Sans attendre quoique ce soit, le directeur de Sainte-Elisa revint près de Cybelle et de la sage-femme. Une deuxième tête, nota-t-il, apparaissait déjà. Cette fois-ci, ce serait un fils. On dit que les jumeaux gardent souvent un lien, quelque chose de solide et d’immatériel qui jamais n’est brisé. Ce serait intéressant de le vérifier, une fois qu’ils auraient grandi.
Coupage du cordon, nettoyage. Cette fois-ci, ce fut Barberine qui se chargea du nettoyage, pendant que le médecin vérifiait la délivrance.
« Vous avez fini ? »
« Pas encore Votre Altesse. Je vérifie que la délivrance a bien eu lieu, je ne tiens pas à ce que Sa Majesté subisse des complications dues à un trop grand empressement. »
Le ton n’était pas celui du reproche, mais il était suffisamment froid pour que l’elfe comprenne l’allusion. Loyauté ou pas, Thomas restait bel et bien le même.
Le placenta fut entièrement expulsé. Les deux enfants furent placés près de Cybelle qui les regarda, rouge de ses efforts et toute en sueur.
« Isaleia et Feredìr. Comme votre père, monsieur mon époux. »
« Barberine, procédez à la toilette intime de Sa Majesté. Mon travail ici est terminé. Je reviendrai demain dans l’après-midi pour voir comment vous vous sentez. »
L’impératrice le remercia d’un simple sourire, elle était trop faible pour dire quoique ce soit. S’inclinant roidement, il alla reprendre sa sacoche. Alur’Indel l’attendait à la porte, les bras croisés. Il bougonna quelques mots inintelligibles dont Thomas compris malgré tout le sens. Un simple signe de tête, signifiant qu’il était d’accord.
Leurs Altesses Impériales Feredìr et Isaelia venaient de naître.
Post by Thomas Bolton, Emp - May 17, 2008 at 12:46 AM
Le lendemain matin, peu avant l’aube, le Consul avait repris place dans son austère et sobre bureau. Il entendait le pas des domestiques sur le pas de sa porte, mais ne réagissait pas, tout occupé qu’il était à sa rédaction.
De plus, les commentaires qu’il arrivait parfois à percevoir l’amusaient beaucoup.
« Naaaan, tu crois ? Naaaan, j’y crois pas ! »
« Mais si, puisque je te le dis. Il l’a fait, l’accouchement. Alors, bah forcément, il a dû voir sa chagatte ! »
« Naaaan, c’pas possible ! Celle d’la Majesté ? Rho, naaaan. »
Un hoquet de surprise se fit alors entendre et la petite troupe détala alors qu’une autre approcha. Des pas secs, des talons. Une femme, semblait-il. On entendait le froufrou de ses soieries, même à travers l’épaisse porte de métal. Thomas soupira. Encore une qui réclamerait des potins.

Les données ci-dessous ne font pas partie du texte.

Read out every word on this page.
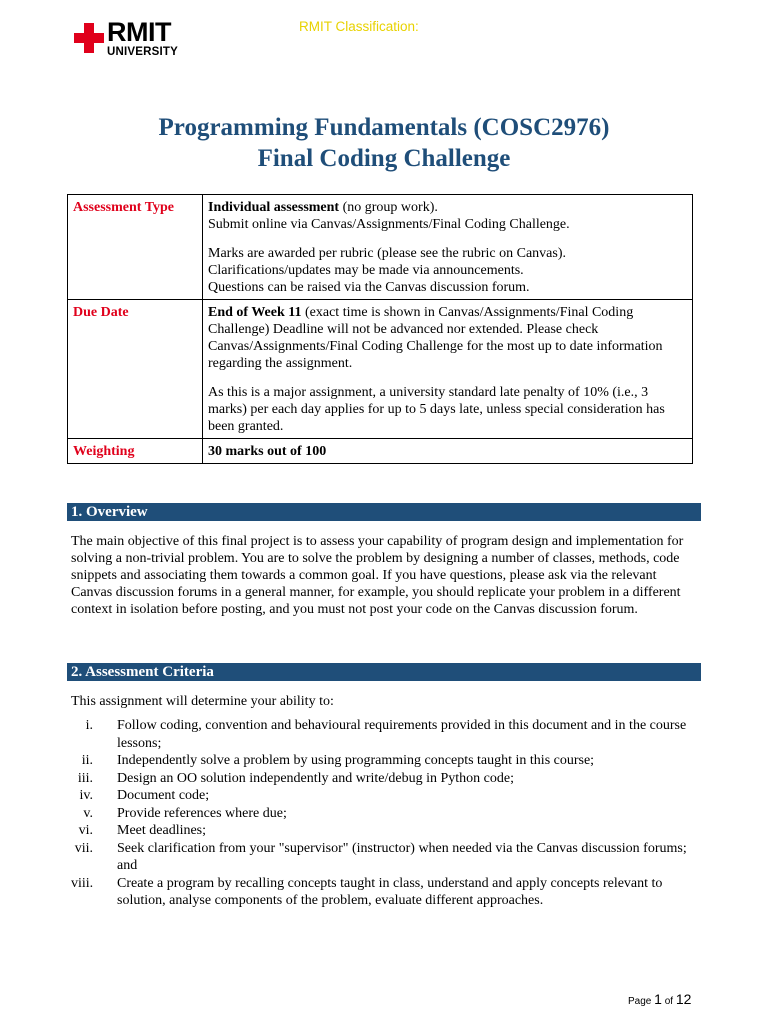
RMIT
UNIVERSITY
RMIT Classification:
Programming Fundamentals (COSC2976)
Final Coding Challenge
Assessment Type	Individual assessment (no group work).
Submit online via Canvas/Assignments/Final Coding Challenge.
Marks are awarded per rubric (please see the rubric on Canvas).
Clarifications/updates may be made via announcements.
Questions can be raised via the Canvas discussion forum.

Due Date	End of Week 11 (exact time is shown in Canvas/Assignments/Final Coding Challenge) Deadline will not be advanced nor extended. Please check Canvas/Assignments/Final Coding Challenge for the most up to date information regarding the assignment.
As this is a major assignment, a university standard late penalty of 10% (i.e., 3 marks) per each day applies for up to 5 days late, unless special consideration has been granted.

Weighting	30 marks out of 100
1. Overview

The main objective of this final project is to assess your capability of program design and implementation for solving a non-trivial problem. You are to solve the problem by designing a number of classes, methods, code snippets and associating them towards a common goal. If you have questions, please ask via the relevant Canvas discussion forums in a general manner, for example, you should replicate your problem in a different context in isolation before posting, and you must not post your code on the Canvas discussion forum.

2. Assessment Criteria

This assignment will determine your ability to:

i. Follow coding, convention and behavioural requirements provided in this document and in the course lessons;
ii. Independently solve a problem by using programming concepts taught in this course;
iii. Design an OO solution independently and write/debug in Python code;
iv. Document code;
v. Provide references where due;
vi. Meet deadlines;
vii. Seek clarification from your "supervisor" (instructor) when needed via the Canvas discussion forums; and
viii. Create a program by recalling concepts taught in class, understand and apply concepts relevant to solution, analyse components of the problem, evaluate different approaches.
Page 1 of 12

« Entrez », juste avant qu’on ne frappe.
« Monsieur le directeur ! Je vous salue bien bas ! »
« Votre Grandeur, comtesse de Montolivier. Que me vaut l’honneur de votre visite ? »
Les héritiers, assurément.
« Je venais prendre de vos nouvelles, bien sûr ! Je serais une bien pitoyable… personne, si je ne venais pas plus souvent. »
« Je vais bien. Sa Majesté aussi. »
« Ah, vous savez comment elle va ? Elle n’a pas pu me recevoir ce matin, que s’est-il passé ? »
Comme si vous l’ignoriez. En plus d’être foncièrement vipère, elle était mauvaise actrice, adoptant de temps à autres des expressions théâtrales.
« Vous serez au courant très prochainement, j’écris un communiqué pour la populace. Disposez. »
Le ton était glacial. Il la prit tellement au dépourvu qu’elle repartit en bredouillant. On n’avait pas l’habitude de la congédier.
Quelques heures plus tard et la populace put lire le communiqué suivant :
Citoyens de Systéria,
Hier au soir, un événement d’une ampleur historique est arrivé ! La Bonne Impériale Cybelle a donné naissance à la princesse Isaleia et au prince Feredìr.
Notre empire, notre grande et glorieuse nation, se voit touché par la grâce de la fertilité. Louée soit la Lumière Eternelle pour ce don du ciel.
Communiqué du Consulat.
Le tout fut largement distribué dans la capitale.
L’ordre de succession déclarait Maemor héritier du trône. L’ordre de la naissance fit d’Isaleia la seconde et de Feredìr le dernier. Le petit prince aurait d’autant plus de difficulté à se faire une place dans le cœur de son père : battu par une fille. Sa vie risquait de n'être qu’une succession de preuves à fournir au Prince Consort pour certifier de ses compétences…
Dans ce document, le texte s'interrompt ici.